“They’re out of sorts in Sunderland
And terribly cross in Kent”
There’s something a little curious about Celia Imrie’s Laughing Matters, a cabaret show in all but nature, which means it never quite satisfies in the way one yearns for it to do so. In the intimate surroundings of the Crazy Coqs, she rattles through a selection of comic songs and extracts from her 2011 autobiography The Happy Hoofer but with so little audience interaction until the very end, this revue feels a little sterile rather than offering the personal insight that more seasoned cabaret performers bring to the table.
That’s not to say it wasn’t an enjoyable experience, I really rather liked it, but rather it needs to be taken more as a kind of vanity project and Lord knows, she has paid her dues. Her personal anecdotes are chucklesome if not particularly revelatory and her choice of songs wisely errs on the patter side of things – she’d be the first to say she’s hardly the strongest singer although she did win an Olivier for Best Supporting Role in A Musical for Acorn Antiques, which simply demonstrates her considerable comic capabilities.

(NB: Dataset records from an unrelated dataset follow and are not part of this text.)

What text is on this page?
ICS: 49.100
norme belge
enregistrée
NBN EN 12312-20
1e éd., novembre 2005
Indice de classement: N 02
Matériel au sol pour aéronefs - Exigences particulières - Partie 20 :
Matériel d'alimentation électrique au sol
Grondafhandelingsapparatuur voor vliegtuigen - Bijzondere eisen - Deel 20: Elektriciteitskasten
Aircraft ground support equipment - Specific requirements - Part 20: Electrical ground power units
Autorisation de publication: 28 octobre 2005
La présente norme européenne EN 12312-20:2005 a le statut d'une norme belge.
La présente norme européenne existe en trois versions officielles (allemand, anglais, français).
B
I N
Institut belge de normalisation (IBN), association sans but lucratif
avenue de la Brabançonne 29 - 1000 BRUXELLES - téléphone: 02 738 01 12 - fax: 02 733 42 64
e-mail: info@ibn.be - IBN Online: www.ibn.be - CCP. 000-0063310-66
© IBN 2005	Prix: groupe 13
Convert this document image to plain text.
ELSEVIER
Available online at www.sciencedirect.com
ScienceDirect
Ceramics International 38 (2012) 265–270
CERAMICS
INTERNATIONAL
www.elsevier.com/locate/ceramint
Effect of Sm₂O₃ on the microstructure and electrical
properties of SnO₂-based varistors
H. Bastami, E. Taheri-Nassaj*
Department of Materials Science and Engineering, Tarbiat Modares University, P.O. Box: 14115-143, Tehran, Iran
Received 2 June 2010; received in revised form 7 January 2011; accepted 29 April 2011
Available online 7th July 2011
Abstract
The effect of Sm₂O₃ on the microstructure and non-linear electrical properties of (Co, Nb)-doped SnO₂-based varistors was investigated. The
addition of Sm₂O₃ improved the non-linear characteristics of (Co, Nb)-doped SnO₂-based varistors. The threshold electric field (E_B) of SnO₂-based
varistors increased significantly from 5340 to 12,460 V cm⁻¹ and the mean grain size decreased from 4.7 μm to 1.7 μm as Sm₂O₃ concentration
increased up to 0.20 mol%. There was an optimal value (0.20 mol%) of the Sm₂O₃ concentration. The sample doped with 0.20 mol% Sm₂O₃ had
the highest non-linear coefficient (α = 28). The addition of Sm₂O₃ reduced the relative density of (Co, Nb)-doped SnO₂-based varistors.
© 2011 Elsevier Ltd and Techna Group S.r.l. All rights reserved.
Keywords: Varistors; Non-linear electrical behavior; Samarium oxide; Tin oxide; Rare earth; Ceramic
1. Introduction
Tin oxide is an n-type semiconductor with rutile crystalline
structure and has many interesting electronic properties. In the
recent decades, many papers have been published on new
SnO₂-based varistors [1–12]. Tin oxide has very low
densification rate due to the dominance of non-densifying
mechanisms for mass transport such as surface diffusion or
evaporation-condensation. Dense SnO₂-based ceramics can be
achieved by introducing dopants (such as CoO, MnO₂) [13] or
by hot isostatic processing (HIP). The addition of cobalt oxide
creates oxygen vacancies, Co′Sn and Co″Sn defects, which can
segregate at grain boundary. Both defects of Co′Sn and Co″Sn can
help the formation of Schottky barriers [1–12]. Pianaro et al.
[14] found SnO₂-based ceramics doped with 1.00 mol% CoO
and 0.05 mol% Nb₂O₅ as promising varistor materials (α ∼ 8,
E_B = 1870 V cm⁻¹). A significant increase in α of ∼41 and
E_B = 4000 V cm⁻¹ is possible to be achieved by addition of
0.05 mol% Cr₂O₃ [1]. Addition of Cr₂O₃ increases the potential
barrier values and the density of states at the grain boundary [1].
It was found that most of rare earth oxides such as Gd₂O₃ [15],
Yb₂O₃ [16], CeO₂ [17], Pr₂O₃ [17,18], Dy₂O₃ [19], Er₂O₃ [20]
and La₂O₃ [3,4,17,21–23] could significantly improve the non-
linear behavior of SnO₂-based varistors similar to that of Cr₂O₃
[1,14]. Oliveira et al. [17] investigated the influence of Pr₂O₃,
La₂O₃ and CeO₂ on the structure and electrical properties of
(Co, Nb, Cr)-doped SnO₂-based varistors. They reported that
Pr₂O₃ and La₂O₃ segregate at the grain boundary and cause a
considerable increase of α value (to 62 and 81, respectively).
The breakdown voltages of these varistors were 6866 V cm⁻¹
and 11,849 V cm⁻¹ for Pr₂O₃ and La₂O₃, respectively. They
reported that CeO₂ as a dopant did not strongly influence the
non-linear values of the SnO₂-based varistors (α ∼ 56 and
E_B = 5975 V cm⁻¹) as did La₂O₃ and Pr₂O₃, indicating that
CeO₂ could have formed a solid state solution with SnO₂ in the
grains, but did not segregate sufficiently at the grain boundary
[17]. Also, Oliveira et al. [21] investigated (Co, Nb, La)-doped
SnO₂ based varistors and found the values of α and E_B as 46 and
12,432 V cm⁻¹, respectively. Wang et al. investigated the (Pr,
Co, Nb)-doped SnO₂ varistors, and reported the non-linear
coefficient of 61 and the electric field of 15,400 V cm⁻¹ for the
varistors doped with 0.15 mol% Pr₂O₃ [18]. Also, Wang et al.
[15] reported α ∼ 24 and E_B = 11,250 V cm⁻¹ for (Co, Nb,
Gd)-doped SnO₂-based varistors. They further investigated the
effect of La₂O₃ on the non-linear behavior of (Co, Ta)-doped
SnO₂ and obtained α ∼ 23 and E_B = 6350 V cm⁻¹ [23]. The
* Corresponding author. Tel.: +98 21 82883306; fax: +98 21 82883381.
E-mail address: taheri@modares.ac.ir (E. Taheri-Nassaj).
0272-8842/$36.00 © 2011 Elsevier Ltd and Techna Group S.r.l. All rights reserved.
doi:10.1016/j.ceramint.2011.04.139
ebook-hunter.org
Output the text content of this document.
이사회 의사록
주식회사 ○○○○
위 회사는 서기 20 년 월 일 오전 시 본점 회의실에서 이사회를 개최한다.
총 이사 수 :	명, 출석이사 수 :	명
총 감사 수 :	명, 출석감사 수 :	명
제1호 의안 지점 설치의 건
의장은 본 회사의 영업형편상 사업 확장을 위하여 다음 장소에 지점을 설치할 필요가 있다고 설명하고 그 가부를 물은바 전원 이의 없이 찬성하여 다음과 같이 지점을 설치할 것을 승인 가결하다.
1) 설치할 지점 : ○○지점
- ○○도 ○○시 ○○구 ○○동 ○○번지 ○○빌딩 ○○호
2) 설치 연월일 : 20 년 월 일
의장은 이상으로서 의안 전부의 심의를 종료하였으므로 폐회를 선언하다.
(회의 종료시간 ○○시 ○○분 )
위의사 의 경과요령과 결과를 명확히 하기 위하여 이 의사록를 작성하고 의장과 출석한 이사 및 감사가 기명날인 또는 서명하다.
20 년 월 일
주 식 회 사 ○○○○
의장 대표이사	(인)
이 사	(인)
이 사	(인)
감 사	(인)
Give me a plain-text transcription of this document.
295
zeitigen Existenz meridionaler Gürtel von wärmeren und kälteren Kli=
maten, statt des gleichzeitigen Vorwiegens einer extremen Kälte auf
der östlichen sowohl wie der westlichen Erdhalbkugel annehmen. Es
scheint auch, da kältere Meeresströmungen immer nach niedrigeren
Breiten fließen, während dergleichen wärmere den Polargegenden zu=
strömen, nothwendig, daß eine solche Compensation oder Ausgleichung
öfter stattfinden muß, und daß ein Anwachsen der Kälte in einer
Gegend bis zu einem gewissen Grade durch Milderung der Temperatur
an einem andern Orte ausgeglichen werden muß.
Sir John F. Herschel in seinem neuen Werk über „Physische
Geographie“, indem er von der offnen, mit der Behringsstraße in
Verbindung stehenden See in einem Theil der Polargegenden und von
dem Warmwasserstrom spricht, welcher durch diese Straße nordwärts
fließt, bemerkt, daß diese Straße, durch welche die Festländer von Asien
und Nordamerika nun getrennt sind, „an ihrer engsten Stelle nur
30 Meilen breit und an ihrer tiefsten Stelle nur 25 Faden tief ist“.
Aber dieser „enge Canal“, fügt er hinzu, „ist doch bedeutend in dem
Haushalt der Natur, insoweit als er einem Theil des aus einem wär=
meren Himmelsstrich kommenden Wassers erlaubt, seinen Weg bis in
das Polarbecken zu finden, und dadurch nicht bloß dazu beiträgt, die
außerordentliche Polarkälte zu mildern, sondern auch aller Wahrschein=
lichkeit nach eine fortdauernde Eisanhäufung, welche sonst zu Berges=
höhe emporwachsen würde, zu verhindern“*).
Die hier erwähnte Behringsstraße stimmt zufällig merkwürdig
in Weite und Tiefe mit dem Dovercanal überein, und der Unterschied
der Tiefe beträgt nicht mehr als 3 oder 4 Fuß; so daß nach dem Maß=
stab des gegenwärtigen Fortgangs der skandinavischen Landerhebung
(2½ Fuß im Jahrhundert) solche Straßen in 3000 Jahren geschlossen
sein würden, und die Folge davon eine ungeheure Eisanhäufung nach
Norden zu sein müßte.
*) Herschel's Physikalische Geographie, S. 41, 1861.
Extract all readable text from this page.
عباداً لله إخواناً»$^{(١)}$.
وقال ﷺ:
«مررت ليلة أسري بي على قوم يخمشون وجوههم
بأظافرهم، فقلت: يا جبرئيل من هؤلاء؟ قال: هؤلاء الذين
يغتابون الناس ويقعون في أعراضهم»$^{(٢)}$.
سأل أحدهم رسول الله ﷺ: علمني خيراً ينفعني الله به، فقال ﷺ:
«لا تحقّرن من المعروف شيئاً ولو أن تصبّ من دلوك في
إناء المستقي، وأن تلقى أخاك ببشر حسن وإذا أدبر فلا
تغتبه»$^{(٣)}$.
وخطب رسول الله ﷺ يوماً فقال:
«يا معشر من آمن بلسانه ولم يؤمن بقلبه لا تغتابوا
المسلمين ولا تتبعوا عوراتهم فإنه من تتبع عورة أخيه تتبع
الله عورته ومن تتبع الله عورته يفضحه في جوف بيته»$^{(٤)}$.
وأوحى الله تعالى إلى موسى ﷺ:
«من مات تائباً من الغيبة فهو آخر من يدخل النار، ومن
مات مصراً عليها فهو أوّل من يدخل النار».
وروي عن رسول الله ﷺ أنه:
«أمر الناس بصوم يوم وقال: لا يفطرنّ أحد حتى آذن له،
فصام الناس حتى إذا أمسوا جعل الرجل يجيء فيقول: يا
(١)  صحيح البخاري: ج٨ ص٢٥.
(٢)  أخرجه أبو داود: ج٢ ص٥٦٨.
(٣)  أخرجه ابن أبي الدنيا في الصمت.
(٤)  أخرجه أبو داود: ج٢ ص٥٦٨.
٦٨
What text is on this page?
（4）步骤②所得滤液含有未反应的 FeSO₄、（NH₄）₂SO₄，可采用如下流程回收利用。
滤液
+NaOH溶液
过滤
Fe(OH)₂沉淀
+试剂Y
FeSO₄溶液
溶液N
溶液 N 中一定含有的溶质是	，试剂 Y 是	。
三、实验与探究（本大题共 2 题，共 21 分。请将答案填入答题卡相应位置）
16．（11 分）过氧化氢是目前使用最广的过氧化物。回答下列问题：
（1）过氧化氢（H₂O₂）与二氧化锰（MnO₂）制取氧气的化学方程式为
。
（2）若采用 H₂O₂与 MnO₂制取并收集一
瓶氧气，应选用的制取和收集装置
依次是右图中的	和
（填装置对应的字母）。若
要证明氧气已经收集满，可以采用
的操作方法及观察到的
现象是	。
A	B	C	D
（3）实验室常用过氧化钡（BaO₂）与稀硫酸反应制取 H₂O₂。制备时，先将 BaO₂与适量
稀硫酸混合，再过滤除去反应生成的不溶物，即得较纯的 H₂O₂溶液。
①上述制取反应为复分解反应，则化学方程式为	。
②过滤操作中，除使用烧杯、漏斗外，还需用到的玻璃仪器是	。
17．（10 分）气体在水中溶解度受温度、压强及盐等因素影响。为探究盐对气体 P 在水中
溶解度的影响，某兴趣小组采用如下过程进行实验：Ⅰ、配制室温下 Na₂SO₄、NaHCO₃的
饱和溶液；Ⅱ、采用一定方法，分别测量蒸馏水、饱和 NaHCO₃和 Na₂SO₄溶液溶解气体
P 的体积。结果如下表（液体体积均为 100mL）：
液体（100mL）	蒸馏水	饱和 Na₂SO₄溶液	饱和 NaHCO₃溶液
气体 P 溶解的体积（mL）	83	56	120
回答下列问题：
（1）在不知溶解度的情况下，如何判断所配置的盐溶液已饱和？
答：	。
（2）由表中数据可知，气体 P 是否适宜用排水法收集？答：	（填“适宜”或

And that’s what comes across her, a mischievous smile and a twinkle in the eye through Alan Melville’s numbers like ‘Which Witch’ and ‘Common Talk’ and standards like Noël Coward’s ‘There Are Bad Times Around The Corner’, Hermione Gingold’s ‘Madame La Palma, the Lady Snake Charmer’ right through to the finale ‘All Over The Place’ with its paper hats for all. Costume changes and muscular male dancer add to the cheekiness quotient (as well as the overly structured format) so one can’t really complain too much, especially in seeing such a national treasure-in-waiting close up.